By modifying the transmission rate scheme, some of the component designs would have to be modified as well. In particular, the client must ensure that it is ready to adapt to the rate changes. To do this, the server should always notify the client of the transmission rate change so that the client can update its packet consumption rate.
Yet another interesting idea worth pursuing is the dynamic readjustment of the buffer pool size. As the network traffic fluctuates, the propagation time changes as well. This means that the client would have to ensure its buffers are sufficient to adapt to the changes over time. In particular, if the time to propagate a packet decreases now, the client will experience an increase in the number of incoming packets between now and the next transition in the propagation time. The client must be able to cope with the sudden surge of packets. Having the ability to forecast an increase in the arrival rate, as a result of the propagation delay, will help the client determine whether or not to increase the buffer pool size. The client has to ensure that packets are not dropped simply because there were not enough buffers to contains them.
Newer packet recovery schemes that save on bandwidth requirements can be added to the client. In the event that congestion occurs in the network, asking the server to retransmit the missing packets will further exacerbate the network's congestion. Therefore, the existing retransmission policy can be revised to allow only the retransmission of missing packets containing the I- and P-frame types within the MPEG frame sequence. The B-frames can afford to be dropped completely from an MPEG stream without jeopardizing the video content. This new policy will work because no other frames depend on the B-frame type for the decoding process. I wrote an experimental program (see Appendix G for the code listing), to assert that the above speculation is true. Taking a recorded movie clip as input, the program strips away all the B-frames contained within it and outputs a "shortened" version of the clip. Indeed, an MPEG stream can be edited to omit the B-frames and the person viewing the display may never perceive that B-frames were dropped unless he or she had already seen how the original stream looked like. The modified stream that is missing the B-frames is played out at a frame rate similar to the original stream. So, the modified stream, containing less number of frames, may seem to display at a higher rate than the original. (Imagine a fast-forwarded video playback.) To compensate for the B-frames that were dropped, it is possible to have the client insert "dummy" frames that have been client-side generated.

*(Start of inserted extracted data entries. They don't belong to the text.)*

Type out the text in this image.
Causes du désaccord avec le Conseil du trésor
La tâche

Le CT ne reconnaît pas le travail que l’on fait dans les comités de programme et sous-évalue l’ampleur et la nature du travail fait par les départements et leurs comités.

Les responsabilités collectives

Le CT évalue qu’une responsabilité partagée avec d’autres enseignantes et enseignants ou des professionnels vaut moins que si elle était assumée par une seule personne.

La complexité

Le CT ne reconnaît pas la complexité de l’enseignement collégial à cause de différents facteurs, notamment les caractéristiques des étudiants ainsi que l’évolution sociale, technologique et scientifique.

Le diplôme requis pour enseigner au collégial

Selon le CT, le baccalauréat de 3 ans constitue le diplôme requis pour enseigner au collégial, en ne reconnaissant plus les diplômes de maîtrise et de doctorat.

Many useful applications, such as video conferencing, can benefit from a real-time video system. However, the synchronization of audio with video images is a concern that should be dealt with. Although it is beyond the scope of this thesis, the issues that arise from synchronizing audio and video are important to a successful real-time multimedia application. Fortunately, MPEG encoders are capable of encoding audio to synchronize with the video stream. However, the packet recovery schemes already suggested (and implemented) would have to be readjusted to take the audio stream into account. Ideally, audio should have a higher priority over video. The human being is quicker to perceive the quality of audio than the quality of video. That is, should the quality of audio degrade only by a trivial degree, humans are bound to notice the change. With video however, humans are not quick enough to perceive the loss of one or two frames in a sequence.